In phase one of the research, a longitudinal quantitative survey was conducted with over 100 women volunteers. In the second phase, we built on initial findings: a series of semi-structured interviews with 34 women who have already completed the questionnaire of the first phase of data collection. The two phases are intended to provide insights not only regarding volunteering experience as an antecedent to foster the intension to create social entrepreneurship, but also in connection with resilience as a mediator factor. Preliminary findings of the study reveal that women’s social entrepreneurship intention has positively evolved during women’s volunteering journey with WLR. The study shows that the voluntary experience with WLR encourages women volunteers to go beyond what they do with WLR and realise other social needs around them, which in turn drives them to take on the responsibility of thinking and looking for solutions to change the status quo. The study also shows that WLR experience has a positive impact on women volunteers’ resilience and personal identity, which both have an influence on women’s intention to create further social impact in the community they belong to. These findings make a useful contribution to existing literature in the field of entrepreneurship, gender studies, voluntary action, and development studies through analysing the longer-term impact of voluntary action on women’s self-perception and engagement with their communities.

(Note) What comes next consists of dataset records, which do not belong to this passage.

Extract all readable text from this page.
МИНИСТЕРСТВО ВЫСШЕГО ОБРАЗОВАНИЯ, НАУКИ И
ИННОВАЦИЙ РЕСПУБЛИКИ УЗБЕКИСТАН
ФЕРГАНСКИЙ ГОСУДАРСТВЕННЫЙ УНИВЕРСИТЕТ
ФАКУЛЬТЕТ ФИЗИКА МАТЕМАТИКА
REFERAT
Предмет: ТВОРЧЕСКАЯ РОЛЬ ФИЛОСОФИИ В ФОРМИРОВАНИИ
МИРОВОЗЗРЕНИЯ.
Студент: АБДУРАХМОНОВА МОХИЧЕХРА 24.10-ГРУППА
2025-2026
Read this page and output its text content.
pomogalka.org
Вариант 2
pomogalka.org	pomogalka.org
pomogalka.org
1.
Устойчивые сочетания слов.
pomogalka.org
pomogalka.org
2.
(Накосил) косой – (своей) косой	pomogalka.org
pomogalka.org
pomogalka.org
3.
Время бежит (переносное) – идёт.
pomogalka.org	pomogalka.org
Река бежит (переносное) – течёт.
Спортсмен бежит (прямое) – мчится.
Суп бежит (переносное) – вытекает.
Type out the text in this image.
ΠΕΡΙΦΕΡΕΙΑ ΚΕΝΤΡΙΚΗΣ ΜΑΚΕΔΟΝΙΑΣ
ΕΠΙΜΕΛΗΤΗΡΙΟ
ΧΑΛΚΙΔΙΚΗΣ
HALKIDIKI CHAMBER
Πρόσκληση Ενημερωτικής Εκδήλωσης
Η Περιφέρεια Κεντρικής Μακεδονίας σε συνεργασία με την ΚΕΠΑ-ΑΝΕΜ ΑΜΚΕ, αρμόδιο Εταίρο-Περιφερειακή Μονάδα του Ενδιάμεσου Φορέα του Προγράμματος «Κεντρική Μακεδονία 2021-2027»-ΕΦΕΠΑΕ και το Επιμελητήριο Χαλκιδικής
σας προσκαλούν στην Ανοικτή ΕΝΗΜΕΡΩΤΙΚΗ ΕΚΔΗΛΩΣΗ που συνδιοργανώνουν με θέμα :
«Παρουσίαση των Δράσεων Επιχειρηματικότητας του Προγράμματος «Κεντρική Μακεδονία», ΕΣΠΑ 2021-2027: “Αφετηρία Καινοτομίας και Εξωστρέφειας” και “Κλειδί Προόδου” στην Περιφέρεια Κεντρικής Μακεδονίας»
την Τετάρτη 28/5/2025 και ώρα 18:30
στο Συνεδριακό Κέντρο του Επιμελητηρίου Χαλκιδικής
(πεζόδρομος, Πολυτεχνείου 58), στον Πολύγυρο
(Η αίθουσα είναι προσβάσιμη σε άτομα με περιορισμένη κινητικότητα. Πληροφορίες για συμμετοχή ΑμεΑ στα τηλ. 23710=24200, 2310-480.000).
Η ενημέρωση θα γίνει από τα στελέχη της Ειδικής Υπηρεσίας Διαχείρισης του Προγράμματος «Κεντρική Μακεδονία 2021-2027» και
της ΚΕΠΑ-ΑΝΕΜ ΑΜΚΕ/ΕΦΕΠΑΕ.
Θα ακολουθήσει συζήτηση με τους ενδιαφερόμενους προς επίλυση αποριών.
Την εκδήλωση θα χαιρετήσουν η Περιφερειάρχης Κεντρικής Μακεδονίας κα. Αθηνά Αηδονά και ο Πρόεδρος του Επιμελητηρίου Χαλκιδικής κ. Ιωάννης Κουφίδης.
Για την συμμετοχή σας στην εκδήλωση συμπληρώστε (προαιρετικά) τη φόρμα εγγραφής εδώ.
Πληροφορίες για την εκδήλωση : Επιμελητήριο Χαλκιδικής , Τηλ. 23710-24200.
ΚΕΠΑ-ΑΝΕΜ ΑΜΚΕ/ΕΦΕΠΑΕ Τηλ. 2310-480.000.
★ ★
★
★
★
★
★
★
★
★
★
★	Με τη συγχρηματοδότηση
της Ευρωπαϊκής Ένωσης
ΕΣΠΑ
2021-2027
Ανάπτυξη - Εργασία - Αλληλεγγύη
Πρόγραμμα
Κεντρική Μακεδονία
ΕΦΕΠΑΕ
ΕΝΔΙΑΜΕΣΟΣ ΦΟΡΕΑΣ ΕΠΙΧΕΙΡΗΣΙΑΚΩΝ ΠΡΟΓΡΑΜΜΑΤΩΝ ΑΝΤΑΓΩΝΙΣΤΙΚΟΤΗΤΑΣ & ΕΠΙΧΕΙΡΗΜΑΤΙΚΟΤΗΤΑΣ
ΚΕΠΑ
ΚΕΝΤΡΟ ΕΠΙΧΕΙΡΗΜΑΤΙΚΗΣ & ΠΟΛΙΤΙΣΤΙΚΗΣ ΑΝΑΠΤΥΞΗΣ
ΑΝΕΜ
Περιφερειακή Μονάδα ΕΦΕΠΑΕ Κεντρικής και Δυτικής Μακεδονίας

Improving emotional recognition and decision-making among refugee children in Jordan: Evaluation of a low-cost, reading-based intervention
Funder: Queen Mary University of London
Isabelle Mareschal: Queen Mary University of London
This study seeks to answer the question: What are the impacts of forced displacement, trauma exposure, and insecure environments on refugee children’s decision-making and emotion recognition skills, and can a reading-based intervention (We Love Reading model) improve these outcomes? Given that trauma can lead to maladapted emotion recognition and inappropriate behaviors to emotional stimuli, it is critical to examine these links in children who have experienced war and displacement.